1945 film by Robert Florey

Danger Signal is a 1945 American film noir starring Faye Emerson and Zachary Scott. The screenplay was adapted from the 1939 novel of the same name by Phyllis Bottome.

==Plot==
A mysterious pulp writer—and psychopath—named Ronnie Mason, steals a dead woman's wedding ring and money and leaves a fake suicide note. The woman's husband, Thomas Turner, when questioned by the local police, believes his dead wife might have been seeing Mason behind his back. He also believes his wife was murdered, but in the absence of other evidence, the police list it as a suicide and drop the case.

Mason leaves town, changes his name to Marsh and, displaying a noticeable limp he acquired jumping from the dead woman's bedroom window and a veteran's pin he steals from a fellow passenger on the L.A. bus, passes himself off as a wounded veteran and rents a room in a house Mrs. Fenchurch shares with her elder daughter Hilda, a public stenographer, and the teenaged Anne. All three women are extremely impressionable, and to the consternation of Professor Andrew Lang, who secretly loves Hilda, the girls fall for Marsh's charms.
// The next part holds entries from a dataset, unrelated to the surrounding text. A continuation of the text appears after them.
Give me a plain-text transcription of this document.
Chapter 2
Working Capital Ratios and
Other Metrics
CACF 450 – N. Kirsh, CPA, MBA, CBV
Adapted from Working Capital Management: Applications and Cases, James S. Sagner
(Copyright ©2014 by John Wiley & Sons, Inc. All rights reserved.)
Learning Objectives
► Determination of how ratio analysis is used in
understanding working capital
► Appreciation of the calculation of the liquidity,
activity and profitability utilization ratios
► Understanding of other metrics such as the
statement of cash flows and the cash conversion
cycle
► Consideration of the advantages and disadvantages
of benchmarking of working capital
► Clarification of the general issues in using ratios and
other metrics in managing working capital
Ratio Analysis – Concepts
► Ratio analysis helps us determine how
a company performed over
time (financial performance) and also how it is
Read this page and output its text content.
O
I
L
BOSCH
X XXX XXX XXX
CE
Hilda and Marsh get involved, even spend a weekend retreat together - financed by the earnest, thrifty Hilda. Marsh claims to be broke, awaiting his first sale, but conceals it when the MacLellen Publishing Company sends him $200 for his short story "Dark Island," to be published in the next issue of Adventure Tales magazine.
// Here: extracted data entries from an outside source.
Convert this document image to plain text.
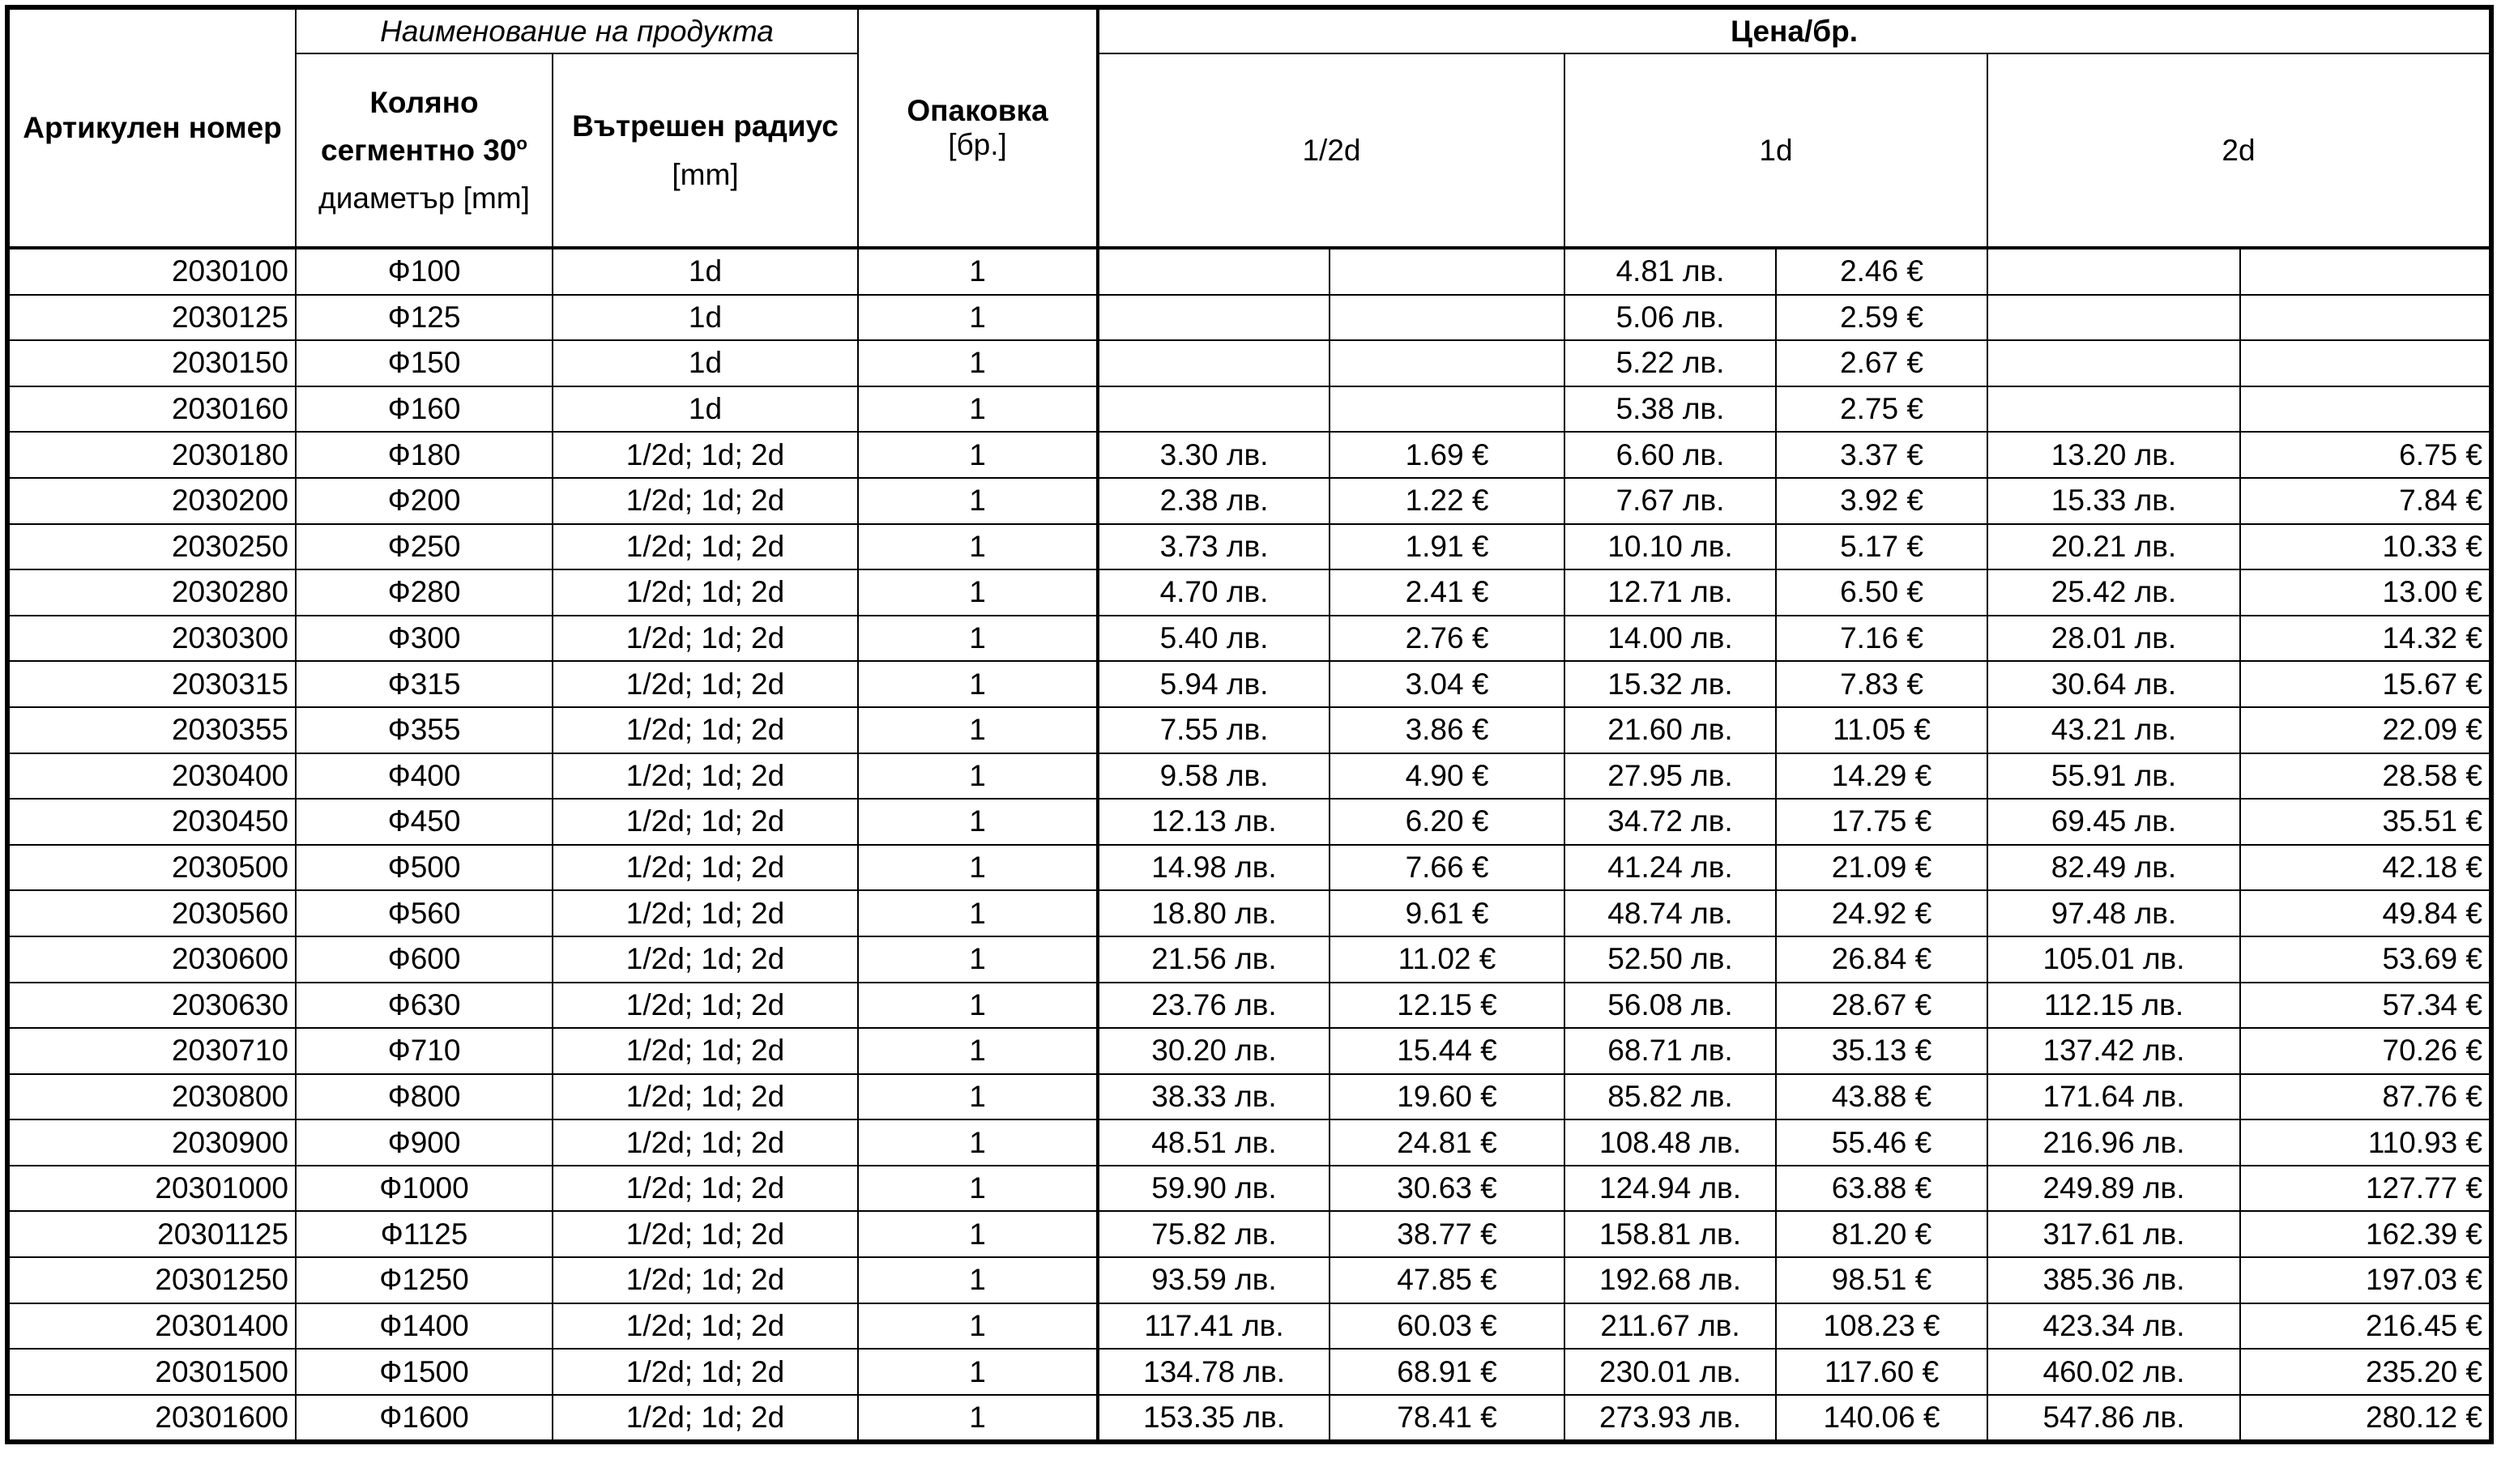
Артикулен номер	Наименование на продукта		Опаковка
[бр.]	Цена/бр.					

	Коляно
сегментно 30$^o$
диаметър [mm]	Вътрешен радиус
[mm]		1/2d		1d		2d	
2030100	Ф100	1d	1			4.81 лв.	2.46 €		
2030125	Ф125	1d	1			5.06 лв.	2.59 €		
2030150	Ф150	1d	1			5.22 лв.	2.67 €		
2030160	Ф160	1d	1			5.38 лв.	2.75 €		
2030180	Ф180	1/2d; 1d; 2d	1	3.30 лв.	1.69 €	6.60 лв.	3.37 €	13.20 лв.	6.75 €
2030200	Ф200	1/2d; 1d; 2d	1	2.38 лв.	1.22 €	7.67 лв.	3.92 €	15.33 лв.	7.84 €
2030250	Ф250	1/2d; 1d; 2d	1	3.73 лв.	1.91 €	10.10 лв.	5.17 €	20.21 лв.	10.33 €
2030280	Ф280	1/2d; 1d; 2d	1	4.70 лв.	2.41 €	12.71 лв.	6.50 €	25.42 лв.	13.00 €
2030300	Ф300	1/2d; 1d; 2d	1	5.40 лв.	2.76 €	14.00 лв.	7.16 €	28.01 лв.	14.32 €
2030315	Ф315	1/2d; 1d; 2d	1	5.94 лв.	3.04 €	15.32 лв.	7.83 €	30.64 лв.	15.67 €
2030355	Ф355	1/2d; 1d; 2d	1	7.55 лв.	3.86 €	21.60 лв.	11.05 €	43.21 лв.	22.09 €
2030400	Ф400	1/2d; 1d; 2d	1	9.58 лв.	4.90 €	27.95 лв.	14.29 €	55.91 лв.	28.58 €
2030450	Ф450	1/2d; 1d; 2d	1	12.13 лв.	6.20 €	34.72 лв.	17.75 €	69.45 лв.	35.51 €
2030500	Ф500	1/2d; 1d; 2d	1	14.98 лв.	7.66 €	41.24 лв.	21.09 €	82.49 лв.	42.18 €
2030560	Ф560	1/2d; 1d; 2d	1	18.80 лв.	9.61 €	48.74 лв.	24.92 €	97.48 лв.	49.84 €
2030600	Ф600	1/2d; 1d; 2d	1	21.56 лв.	11.02 €	52.50 лв.	26.84 €	105.01 лв.	53.69 €
2030630	Ф630	1/2d; 1d; 2d	1	23.76 лв.	12.15 €	56.08 лв.	28.67 €	112.15 лв.	57.34 €
2030710	Ф710	1/2d; 1d; 2d	1	30.20 лв.	15.44 €	68.71 лв.	35.13 €	137.42 лв.	70.26 €
2030800	Ф800	1/2d; 1d; 2d	1	38.33 лв.	19.60 €	85.82 лв.	43.88 €	171.64 лв.	87.76 €
2030900	Ф900	1/2d; 1d; 2d	1	48.51 лв.	24.81 €	108.48 лв.	55.46 €	216.96 лв.	110.93 €
20301000	Ф1000	1/2d; 1d; 2d	1	59.90 лв.	30.63 €	124.94 лв.	63.88 €	249.89 лв.	127.77 €
20301125	Ф1125	1/2d; 1d; 2d	1	75.82 лв.	38.77 €	158.81 лв.	81.20 €	317.61 лв.	162.39 €
20301250	Ф1250	1/2d; 1d; 2d	1	93.59 лв.	47.85 €	192.68 лв.	98.51 €	385.36 лв.	197.03 €
20301400	Ф1400	1/2d; 1d; 2d	1	117.41 лв.	60.03 €	211.67 лв.	108.23 €	423.34 лв.	216.45 €
20301500	Ф1500	1/2d; 1d; 2d	1	134.78 лв.	68.91 €	230.01 лв.	117.60 €	460.02 лв.	235.20 €
20301600	Ф1600	1/2d; 1d; 2d	1	153.35 лв.	78.41 €	273.93 лв.	140.06 €	547.86 лв.	280.12 €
Hilda sees visions of marriage straight ahead. When Marsh learns that Anne might inherit a great deal of money, he drops Hilda cold and secretly takes up with Anne. Eventually the truth comes out about them. Hilda is both jealous and suspicious, enough so that she plots to lure Marsh to a beach house and poison him. She is unable to go through with it, but when Marsh runs off, he is surprised by Turner, who has tracked him down, and plunges off a steep cliff to his death.

==Cast==
- Faye Emerson as Hilda Fenchurch
- Zachary Scott as Ronnie Mason / Marsh
- Richard Erdman as Bunkie Taylor (as Dick Erdman)
- Rosemary DeCamp as Dr. Jane Silla
- Bruce Bennett as Dr. Andrew Lang
- Mona Freeman as Anne Fenchurch
- John Ridgely as Thomas Turner
- Mary Servoss as Mrs. Fenchurch
- Joyce Compton as Kate
- Virginia Sale as Mrs. Crockett

==Reception==
Bosley Crowther, the film critic for The New York Times, panned the film, describing it a "diluted little melodrama" in which the filmmakers resort to a car chase in order to relieve boredom. In the Bottome novel, Hilda does indeed poison Marsh. Warner Bros., however, thought it improper for Faye Emerson, the daughter-in-law of President Franklin D. Roosevelt by her marriage to Elliott Roosevelt, to portray a murderess.

===Box office===
According to financial accounts at Warner Bros., the film was a box-office success, earning $689,000 domestically and $421,000 internationally.